We defined a new vpn-client for each namespace and specified a list of services to be mapped by the internal proxy of the vpn-client.

This setup allowed every vpn-client to operate in both directions.

In the provided example, port 801 was used to expose the port 801 of another vpn-client (running in the hetzner cluster) within the current aws cluster. A new Kubernetes service would be created to expose this on port 80, eliminating the need for any application-level changes.
The dnsServer parameter was used to enable the internal proxy of the vpn-client to resolve the destination, in this case, the Headscale dns-server.
The other two ports (802 and 803) were used to expose two internal services to the other vpn-client, relying on the cluster dns-server for resolution.

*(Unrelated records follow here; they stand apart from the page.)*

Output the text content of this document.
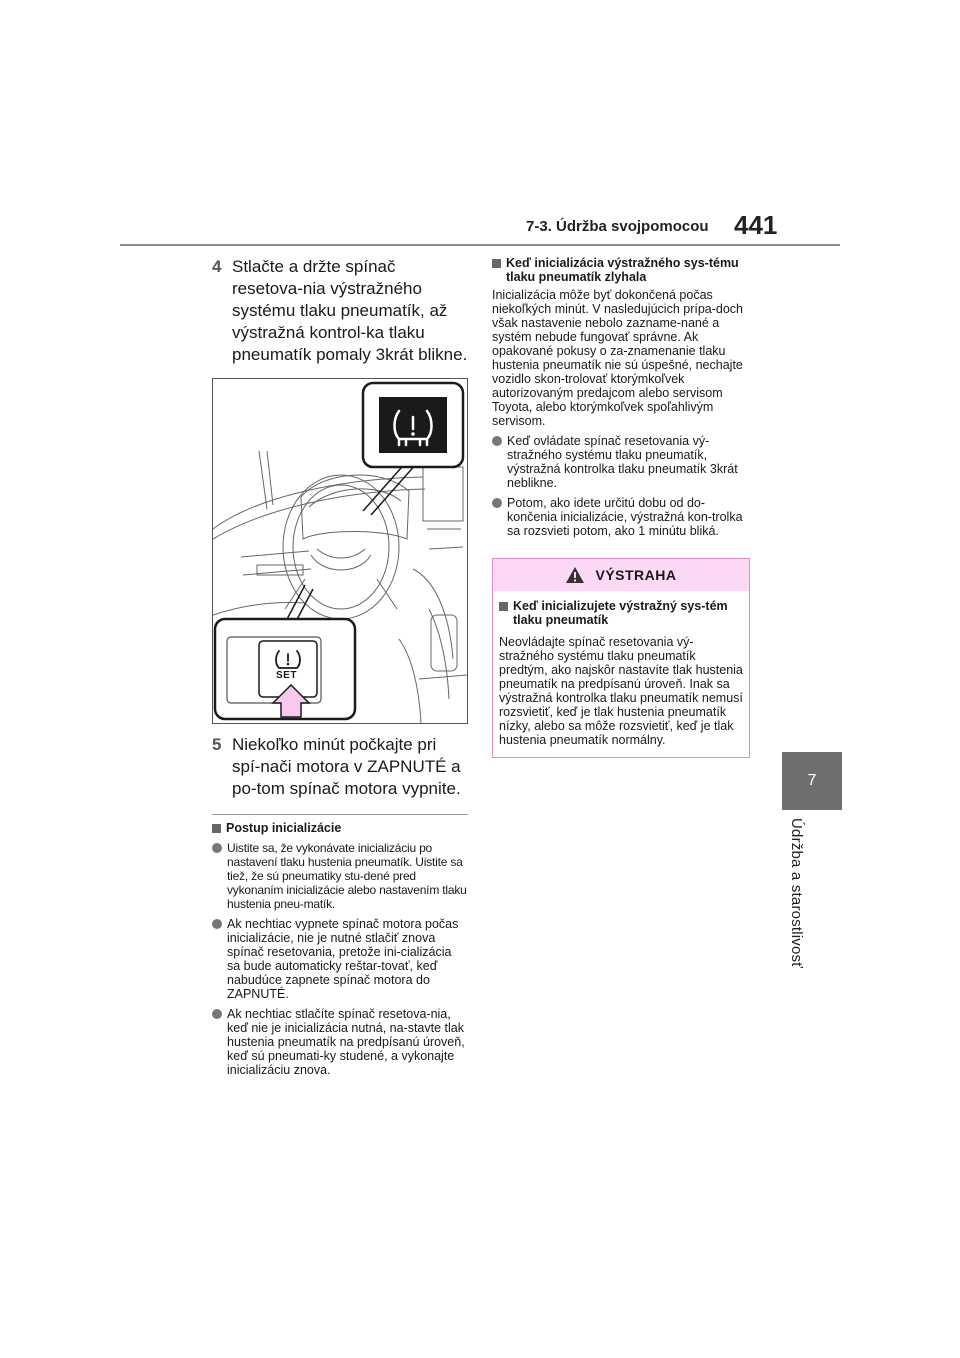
7-3. Údržba svojpomocou 441
7
Údržba a starostlivosť
4 Stlačte a držte spínač resetova-nia výstražného systému tlaku pneumatík, až výstražná kontrol-ka tlaku pneumatík pomaly 3krát blikne.
SET
5 Niekoľko minút počkajte pri spí-nači motora v ZAPNUTÉ a po-tom spínač motora vypnite.
Postup inicializácie
Uistite sa, že vykonávate inicializáciu po nastavení tlaku hustenia pneumatík. Uistite sa tiež, že sú pneumatiky stu-dené pred vykonaním inicializácie alebo nastavením tlaku hustenia pneu-matík.
Ak nechtiac vypnete spínač motora počas inicializácie, nie je nutné stlačiť znova spínač resetovania, pretože ini-cializácia sa bude automaticky reštar-tovať, keď nabudúce zapnete spínač motora do ZAPNUTÉ.
Ak nechtiac stlačíte spínač resetova-nia, keď nie je inicializácia nutná, na-stavte tlak hustenia pneumatík na predpísanú úroveň, keď sú pneumati-ky studené, a vykonajte inicializáciu znova.
Keď inicializácia výstražného sys-tému tlaku pneumatík zlyhala
Inicializácia môže byť dokončená počas niekoľkých minút. V nasledujúcich prípa-doch však nastavenie nebolo zazname-nané a systém nebude fungovať správne. Ak opakované pokusy o za-znamenanie tlaku hustenia pneumatík nie sú úspešné, nechajte vozidlo skon-trolovať ktorýmkoľvek autorizovaným predajcom alebo servisom Toyota, alebo ktorýmkoľvek spoľahlivým servisom.
Keď ovládate spínač resetovania vý-stražného systému tlaku pneumatík, výstražná kontrolka tlaku pneumatík 3krát neblikne.
Potom, ako idete určitú dobu od do-končenia inicializácie, výstražná kon-trolka sa rozsvieti potom, ako 1 minútu bliká.
VÝSTRAHA
Keď inicializujete výstražný sys-tém tlaku pneumatík
Neovládajte spínač resetovania vý-stražného systému tlaku pneumatík predtým, ako najskôr nastavíte tlak hustenia pneumatík na predpísanú úroveň. Inak sa výstražná kontrolka tlaku pneumatík nemusí rozsvietiť, keď je tlak hustenia pneumatík nízky, alebo sa môže rozsvietiť, keď je tlak hustenia pneumatík normálny.
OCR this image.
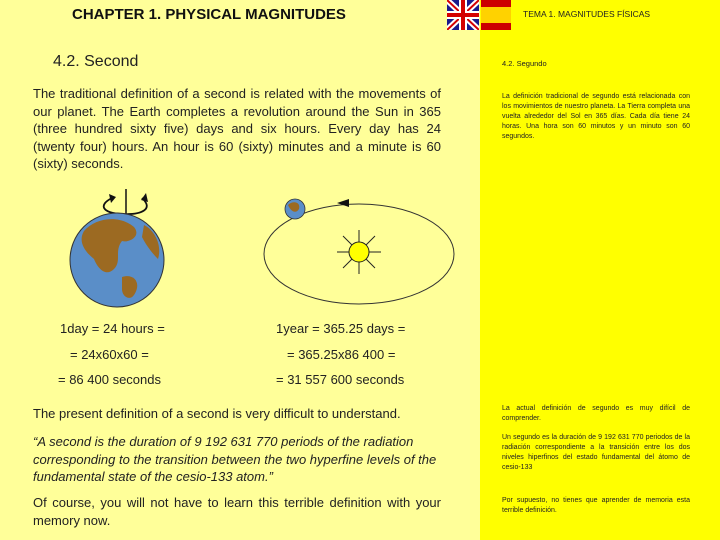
CHAPTER 1. PHYSICAL MAGNITUDES
4.2. Second

The traditional definition of a second is related with the movements of our planet. The Earth completes a revolution around the Sun in 365 (three hundred sixty five) days and six hours. Every day has 24 (twenty four) hours. An hour is 60 (sixty) minutes and a minute is 60 (sixty) seconds.

1day = 24 hours =
= 24x60x60 =
= 86 400 seconds
1year = 365.25 days =
= 365.25x86 400 =
= 31 557 600 seconds

The present definition of a second is very difficult to understand.

“A second is the duration of 9 192 631 770 periods of the radiation corresponding to the transition between the two hyperfine levels of the fundamental state of the cesio-133 atom.”

Of course, you will not have to learn this terrible definition with your memory now.

TEMA 1. MAGNITUDES FÍSICAS
4.2. Segundo

La definición tradicional de segundo está relacionada con los movimientos de nuestro planeta. La Tierra completa una vuelta alrededor del Sol en 365 días. Cada día tiene 24 horas. Una hora son 60 minutos y un minuto son 60 segundos.

La actual definición de segundo es muy difícil de comprender.

Un segundo es la duración de 9 192 631 770 periodos de la radiación correspondiente a la transición entre los dos niveles hiperfinos del estado fundamental del átomo de cesio-133

Por supuesto, no tienes que aprender de memoria esta terrible definición.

How did we use this client?

We set the service of a not yet migrated application to point to it:

beAdmin:
namespace: be-admin-env-staging
workloadsProps:
- name: web
enabled: false
- name: web-lb
enabled: false
- name: web-internal
enabled: false
- name: web-lb-internal
enabled: false
- name: traffic-black-hole
enabled: false
- name: web-lb-internal-service
enabled: true
ingressExtHost: vpn-client-be-admin-801-service.vpn-tunnel-aws-staging-indianred.svc.cluster.local

The ingressExtHost parameter is an alias to create the service with an ExternalName.

Consequently, any other application that needed to communicate with the web-lb-internal application interacted directly with the vpn-client, which then forwarded the traffic to the other cluster.

Conclusion

We moved every service one by one, creating multiple VPN tunnels to expose every service in the related cluster that needed to communicate with other services. We also forwarded the traffic from the old cluster using VPN tunnels until the DNS records were fully switched.

This approach enabled us to migrate our entire platform to a different cluster in another cloud provider without any downtime or issues for end users.
Throughout the migration, our developers could seamlessly operate on the applications, ensuring the same development experience as always.

--

--